ECOMIL Spokesman Major Ogun Sanya told IRIN on Thursday that the peacekeeping force had fully deployed along the road from Kakata, 45 km north of the capital, Monrovia to Totota, 64 km further north.
"Displaced persons are free to return to Totota. In fact we have set up checkpoints around the camps there. Their security is assured," the spokesman said.
Some 650 soldiers from Guinea-Bissau and a company from Nigeria had been deployed in the area, he added.
Over 50,000 internally displaced people (IDPs) fled four large camps in Totota, 109 km north of the capital, Monrovia, and moved southwards to Salala because of fighting between the government and rebels of the Liberians United for Reconciliation and Democracy (LURD).

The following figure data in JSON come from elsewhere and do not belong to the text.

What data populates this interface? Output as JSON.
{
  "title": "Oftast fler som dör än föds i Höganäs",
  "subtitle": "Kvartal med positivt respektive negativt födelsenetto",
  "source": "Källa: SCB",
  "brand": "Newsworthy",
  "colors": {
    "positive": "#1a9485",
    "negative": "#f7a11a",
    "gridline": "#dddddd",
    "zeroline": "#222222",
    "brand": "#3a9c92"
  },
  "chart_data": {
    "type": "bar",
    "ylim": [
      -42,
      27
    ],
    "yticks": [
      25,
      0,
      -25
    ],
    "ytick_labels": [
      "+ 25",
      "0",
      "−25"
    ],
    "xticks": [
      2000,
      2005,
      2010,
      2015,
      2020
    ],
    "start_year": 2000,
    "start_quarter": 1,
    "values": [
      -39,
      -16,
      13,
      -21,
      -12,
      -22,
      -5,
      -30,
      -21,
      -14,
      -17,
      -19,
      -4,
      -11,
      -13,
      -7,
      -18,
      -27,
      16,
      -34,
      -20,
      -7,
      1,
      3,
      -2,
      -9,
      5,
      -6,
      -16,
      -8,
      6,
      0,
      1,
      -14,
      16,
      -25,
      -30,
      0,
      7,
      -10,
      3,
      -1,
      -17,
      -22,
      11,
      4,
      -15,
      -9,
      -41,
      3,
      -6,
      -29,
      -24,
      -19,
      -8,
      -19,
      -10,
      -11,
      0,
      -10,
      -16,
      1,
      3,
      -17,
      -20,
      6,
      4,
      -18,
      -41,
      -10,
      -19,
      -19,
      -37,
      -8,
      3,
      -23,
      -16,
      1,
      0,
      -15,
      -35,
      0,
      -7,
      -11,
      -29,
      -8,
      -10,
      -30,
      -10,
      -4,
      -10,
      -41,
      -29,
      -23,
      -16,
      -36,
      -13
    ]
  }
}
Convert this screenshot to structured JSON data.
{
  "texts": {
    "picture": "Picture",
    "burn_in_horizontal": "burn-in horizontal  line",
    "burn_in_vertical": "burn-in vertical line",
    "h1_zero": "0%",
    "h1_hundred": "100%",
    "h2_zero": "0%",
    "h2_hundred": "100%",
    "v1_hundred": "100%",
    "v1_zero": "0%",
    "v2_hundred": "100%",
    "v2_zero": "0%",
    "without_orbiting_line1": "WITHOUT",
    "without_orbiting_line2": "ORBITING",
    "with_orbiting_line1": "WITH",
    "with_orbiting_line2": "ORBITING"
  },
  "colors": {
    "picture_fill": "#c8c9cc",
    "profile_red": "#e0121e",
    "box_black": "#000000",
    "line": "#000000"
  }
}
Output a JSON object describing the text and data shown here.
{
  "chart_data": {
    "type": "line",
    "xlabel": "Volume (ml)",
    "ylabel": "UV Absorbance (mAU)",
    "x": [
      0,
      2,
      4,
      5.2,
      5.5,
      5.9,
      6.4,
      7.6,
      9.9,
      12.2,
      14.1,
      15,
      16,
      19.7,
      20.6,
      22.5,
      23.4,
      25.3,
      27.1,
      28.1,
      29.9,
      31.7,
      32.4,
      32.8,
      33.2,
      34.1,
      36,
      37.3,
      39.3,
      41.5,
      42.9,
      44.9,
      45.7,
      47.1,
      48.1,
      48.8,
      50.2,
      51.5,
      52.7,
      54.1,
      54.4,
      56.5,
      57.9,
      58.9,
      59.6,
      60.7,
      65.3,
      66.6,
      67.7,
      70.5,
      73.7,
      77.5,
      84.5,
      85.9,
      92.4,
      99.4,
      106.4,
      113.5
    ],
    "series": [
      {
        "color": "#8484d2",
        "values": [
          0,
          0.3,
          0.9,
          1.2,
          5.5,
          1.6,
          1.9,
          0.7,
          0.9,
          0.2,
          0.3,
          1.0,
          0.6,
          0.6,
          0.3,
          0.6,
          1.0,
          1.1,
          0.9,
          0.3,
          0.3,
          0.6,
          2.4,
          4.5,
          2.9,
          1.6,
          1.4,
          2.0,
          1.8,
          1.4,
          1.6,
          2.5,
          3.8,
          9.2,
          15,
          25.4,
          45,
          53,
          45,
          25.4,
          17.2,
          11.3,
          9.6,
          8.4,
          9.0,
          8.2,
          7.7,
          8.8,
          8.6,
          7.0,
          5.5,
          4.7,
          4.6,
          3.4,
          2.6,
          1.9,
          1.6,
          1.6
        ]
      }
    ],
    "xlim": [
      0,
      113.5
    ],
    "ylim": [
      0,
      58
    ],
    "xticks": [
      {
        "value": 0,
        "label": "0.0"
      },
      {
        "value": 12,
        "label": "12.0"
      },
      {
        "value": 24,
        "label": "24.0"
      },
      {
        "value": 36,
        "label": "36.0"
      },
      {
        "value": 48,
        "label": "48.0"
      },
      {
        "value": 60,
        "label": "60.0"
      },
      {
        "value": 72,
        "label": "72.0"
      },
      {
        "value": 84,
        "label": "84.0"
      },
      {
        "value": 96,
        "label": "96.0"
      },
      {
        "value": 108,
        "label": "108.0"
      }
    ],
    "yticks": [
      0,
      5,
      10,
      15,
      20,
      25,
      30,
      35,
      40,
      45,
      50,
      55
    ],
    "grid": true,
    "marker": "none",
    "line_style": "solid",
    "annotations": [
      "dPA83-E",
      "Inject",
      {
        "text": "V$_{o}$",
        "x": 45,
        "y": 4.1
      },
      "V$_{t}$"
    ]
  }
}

"We received news from our partners in rural Liberia that the IDPs have now begun their journey back to the camps, because ECOMIL [the West African Peacekeepers] deployed in Totota," Ross Mountain, United Nations Special Humanitarian Coordinator told a news conference in Monrovia on Thursday.
"It is unacceptable that these internally displced persons (IDPs), already displaced should find themselves once more caught in the crossfire," Mountain had said on Wednesday following reports of renewed outbursts of violence in Kakata.
He had called on combatants inside the country's interior region to stop fighting as sporadic clashes between government forces and rebel militia continued to threaten civilians and relief workers and impeded aid distribution.
In Monrovia, UN agencies including the Office for the Coordination of Humanitarian Affairs (OCHA), World Food Programme (WFP), the UN Joint Logistics Committee, UN Refugee Agency (UNHCR) and ECOMIL commenced transporting IDPs from schools to camps on the city's western outskirts.
The exercise, which commenced on Thursday, targets the transfer of at least 30,000 civilians who have been living in 116 temporary shelters and buildings in and around the capital.
Most of them took refuge in schools, churches and public buildings during attacks by LURD rebels on city's western suburbs in June-July.
Relief workers estimate that more than 100,000 IDPs were in eight camps outside Monrovia before the June fighting.
Last week, the government gave a 15 September ultimatum to the displaced in Monrovia to move out of the temporary shelters especially school buildings, to allow the schools to reopen for the next school year which runs from October-June.
However, some IDP leaders told IRIN that they would not return to the camps unless adequate security protection was provided in the camps.
UNHCR said it had provided ECOMIL with additional cars and communication equipment to carry out daily patrol of IDP Camps to ensure security.
Meanwhile more than 250 soldiers from Benin soldiers arrived in Monrovia to beef up ECOMIL's strength of over 2,500 soldiers from Ghana, Guinea Bissau, Mali, Nigeria and Senegal. Additional troops are expected from Togo later this week.